According to the seasonally adjusted unemployment numbers, the number of government jobs in Wisconsin grew by 7,900. The net change in seasonally adjusted government jobs is plus 9,500. The other economic sectors that have seen any job growth in the last year are waste management and administrative services (5,500), educational services (3,100) and health care and social assistance (2,900).

State government alone added 3,100 jobs in the last month, although Department of Administration Deputy Secretary Dan Schooff says the numbers used by the federal Department of Labor “can be easily misconstrued.” Schooff says the actual number of state jobs increased only by 222 positions from April to May. 

The federal government added 3,800 jobs using seasonally adjusted figures, while the local governments added 1,000 jobs using seasonally adjusted figures.

Using figures not seasonally adjusted, government jobs went up 8,200. Of them, 4,100 were federal jobs, 2,900 jobs were at the state level, and 1,200 jobs were at the local level.

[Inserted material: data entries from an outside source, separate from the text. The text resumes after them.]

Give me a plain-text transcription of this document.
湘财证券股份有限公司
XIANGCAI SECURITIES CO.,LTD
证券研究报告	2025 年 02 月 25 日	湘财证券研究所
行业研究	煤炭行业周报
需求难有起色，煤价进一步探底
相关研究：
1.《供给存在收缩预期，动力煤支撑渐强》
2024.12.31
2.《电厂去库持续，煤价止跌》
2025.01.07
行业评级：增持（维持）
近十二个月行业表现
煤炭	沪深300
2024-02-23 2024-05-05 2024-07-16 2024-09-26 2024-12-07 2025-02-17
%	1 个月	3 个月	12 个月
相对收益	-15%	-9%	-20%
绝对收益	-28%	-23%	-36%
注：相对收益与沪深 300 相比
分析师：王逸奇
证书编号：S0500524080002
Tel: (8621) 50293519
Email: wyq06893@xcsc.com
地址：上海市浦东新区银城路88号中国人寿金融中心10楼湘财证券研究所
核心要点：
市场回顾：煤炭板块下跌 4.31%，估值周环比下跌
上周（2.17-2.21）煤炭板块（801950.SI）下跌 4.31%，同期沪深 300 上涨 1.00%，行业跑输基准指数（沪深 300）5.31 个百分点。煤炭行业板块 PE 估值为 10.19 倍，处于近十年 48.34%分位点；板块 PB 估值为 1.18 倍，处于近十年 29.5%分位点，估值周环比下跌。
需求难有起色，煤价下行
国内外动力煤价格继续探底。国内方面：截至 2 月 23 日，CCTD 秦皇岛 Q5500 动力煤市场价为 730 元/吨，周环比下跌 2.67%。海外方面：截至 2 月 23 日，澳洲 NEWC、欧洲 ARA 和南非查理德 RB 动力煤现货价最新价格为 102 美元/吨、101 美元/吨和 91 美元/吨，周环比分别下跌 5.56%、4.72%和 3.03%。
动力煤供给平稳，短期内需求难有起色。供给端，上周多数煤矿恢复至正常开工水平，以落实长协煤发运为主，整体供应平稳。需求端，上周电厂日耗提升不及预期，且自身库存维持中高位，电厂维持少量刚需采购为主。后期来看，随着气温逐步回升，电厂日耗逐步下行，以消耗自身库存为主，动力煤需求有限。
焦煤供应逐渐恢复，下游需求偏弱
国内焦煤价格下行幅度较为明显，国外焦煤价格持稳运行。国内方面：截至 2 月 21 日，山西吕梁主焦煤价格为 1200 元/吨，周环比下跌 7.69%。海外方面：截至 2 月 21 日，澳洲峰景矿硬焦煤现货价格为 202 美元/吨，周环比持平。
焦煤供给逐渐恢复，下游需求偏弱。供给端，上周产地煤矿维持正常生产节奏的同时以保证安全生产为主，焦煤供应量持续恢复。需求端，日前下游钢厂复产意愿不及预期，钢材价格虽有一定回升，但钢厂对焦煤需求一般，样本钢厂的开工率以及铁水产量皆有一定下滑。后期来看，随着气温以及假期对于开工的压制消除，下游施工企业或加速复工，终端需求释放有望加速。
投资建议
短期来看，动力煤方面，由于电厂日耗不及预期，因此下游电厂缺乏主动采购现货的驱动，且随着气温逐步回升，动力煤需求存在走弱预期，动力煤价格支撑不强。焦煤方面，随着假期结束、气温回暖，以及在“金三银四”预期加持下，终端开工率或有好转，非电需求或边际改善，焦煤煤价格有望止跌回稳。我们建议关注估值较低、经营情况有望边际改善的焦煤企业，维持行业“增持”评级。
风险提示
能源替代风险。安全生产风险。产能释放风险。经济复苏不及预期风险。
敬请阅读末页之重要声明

It is not known how many government jobs are the result of stimulus spending, nor was it clear how many of the jobs were census-related. However, the state’s relied upon over $3.4 billion in federal stimulus money to attempt to bring the state budget into balance last year (see the MacIver Institute’s $13 Billion of Bad). When that federal money goes away so will many of these government jobs. The alternative is higher state and local taxes, further hurting the private sector and reducing the number of private sector jobs.

Far from celebrating, Wisconsinites should be concerned about the continued wrong direction for the state’s employment figures. When we continue to have a net loss of private sector employment, and we add in a shaky funding foundation for future government expenditures, the result is likely to be more economic trouble and continued high unemployment.

That will continue regardless of how many funny hats I buy.